According to Scholes, heavy fires followed a similarly wet year in 1994. Fortunately, the grass-fuelled fires burn rapidly and do little damage to mature trees, says Scholes. In Africa, he says, fire is considered less of a disaster and more of a natural and necessary part of healthy ecosystem functioning.

The season runs throughout August and September, reaching its peak this month, and the region is subject to some of the highest levels of biomass burning in the world, according to the NASA researchers. The heaviest burning occurs in the moist subtropical belt that includes Angola, the southern Congo, Zambia, northern Mozambique, and southern Tanzania.

The research is being carried out by SAFARI 2000, the Southern African Regional Science Initiative, which brings together nearly 200 African, US and international scientists in a multidisciplinary research programme aimed at understanding the sustainability of the region’s sensitive and pressured ecosystems.
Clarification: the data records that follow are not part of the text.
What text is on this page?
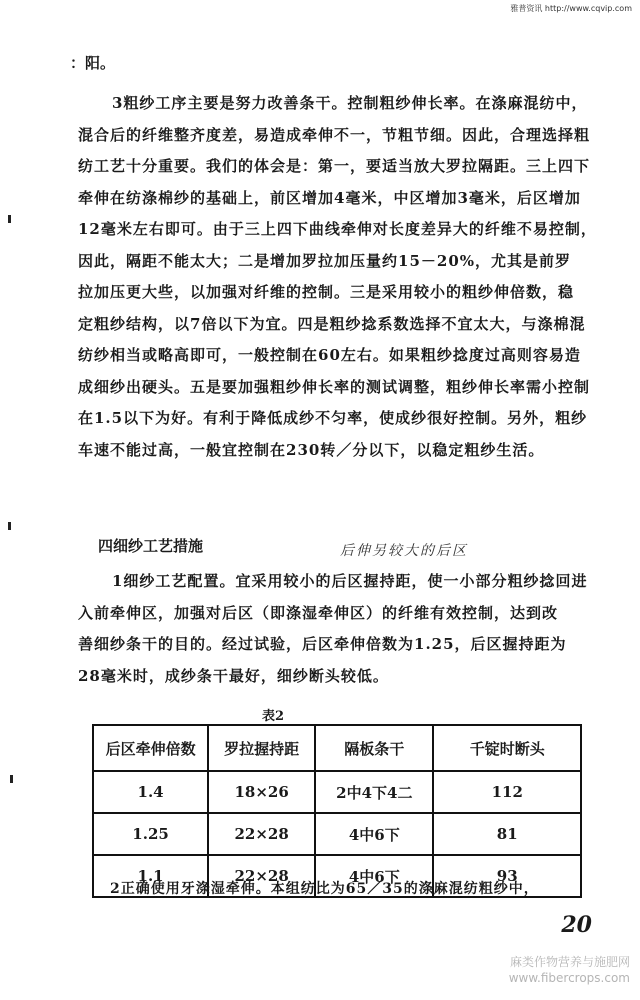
雅普资讯 http://www.cqvip.com
：阳。
3粗纱工序主要是努力改善条干。控制粗纱伸长率。在涤麻混纺中，
混合后的纤维整齐度差，易造成牵伸不一，节粗节细。因此，合理选择粗
纺工艺十分重要。我们的体会是：第一，要适当放大罗拉隔距。三上四下
牵伸在纺涤棉纱的基础上，前区增加4毫米，中区增加3毫米，后区增加
12毫米左右即可。由于三上四下曲线牵伸对长度差异大的纤维不易控制，
因此，隔距不能太大；二是增加罗拉加压量约15－20%，尤其是前罗
拉加压更大些，以加强对纤维的控制。三是采用较小的粗纱伸倍数，稳
定粗纱结构，以7倍以下为宜。四是粗纱捻系数选择不宜太大，与涤棉混
纺纱相当或略高即可，一般控制在60左右。如果粗纱捻度过高则容易造
成细纱出硬头。五是要加强粗纱伸长率的测试调整，粗纱伸长率需小控制
在1.5以下为好。有利于降低成纱不匀率，使成纱很好控制。另外，粗纱
车速不能过高，一般宜控制在230转／分以下，以稳定粗纱生活。
四细纱工艺措施	后伸另较大的后区
1细纱工艺配置。宜采用较小的后区握持距，使一小部分粗纱捻回进
入前牵伸区，加强对后区（即涤湿牵伸区）的纤维有效控制，达到改
善细纱条干的目的。经过试验，后区牵伸倍数为1.25，后区握持距为
28毫米时，成纱条干最好，细纱断头较低。
表2
后区牵伸倍数	罗拉握持距	隔板条干	千锭时断头
1.4	18×26	2中4下4二	112
1.25	22×28	4中6下	81
1.1	22×28	4中6下	93
2正确使用牙涤湿牵伸。本组纺比为65／35的涤麻混纺粗纱中，
20
麻类作物营养与施肥网
www.fibercrops.com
The six week field experiment combines observations from NASA’s Terra and Landsat 7 spacecrafts, NASA’s ER-2 high-altitude research aircraft, and several other aircraft and ground stations.

The research also includes airborne and ground-based scientific instruments to sample the chemistry and measure the thickness of the smoke plumes, map the movements of large plumes, and investigate how smoke and other fine particles affect clouds. The data will be used to improve the ability of new instruments on Terra to monitor fires. Controlled burning in the area will also be timed to coincide with the programme in order to contribute to the research.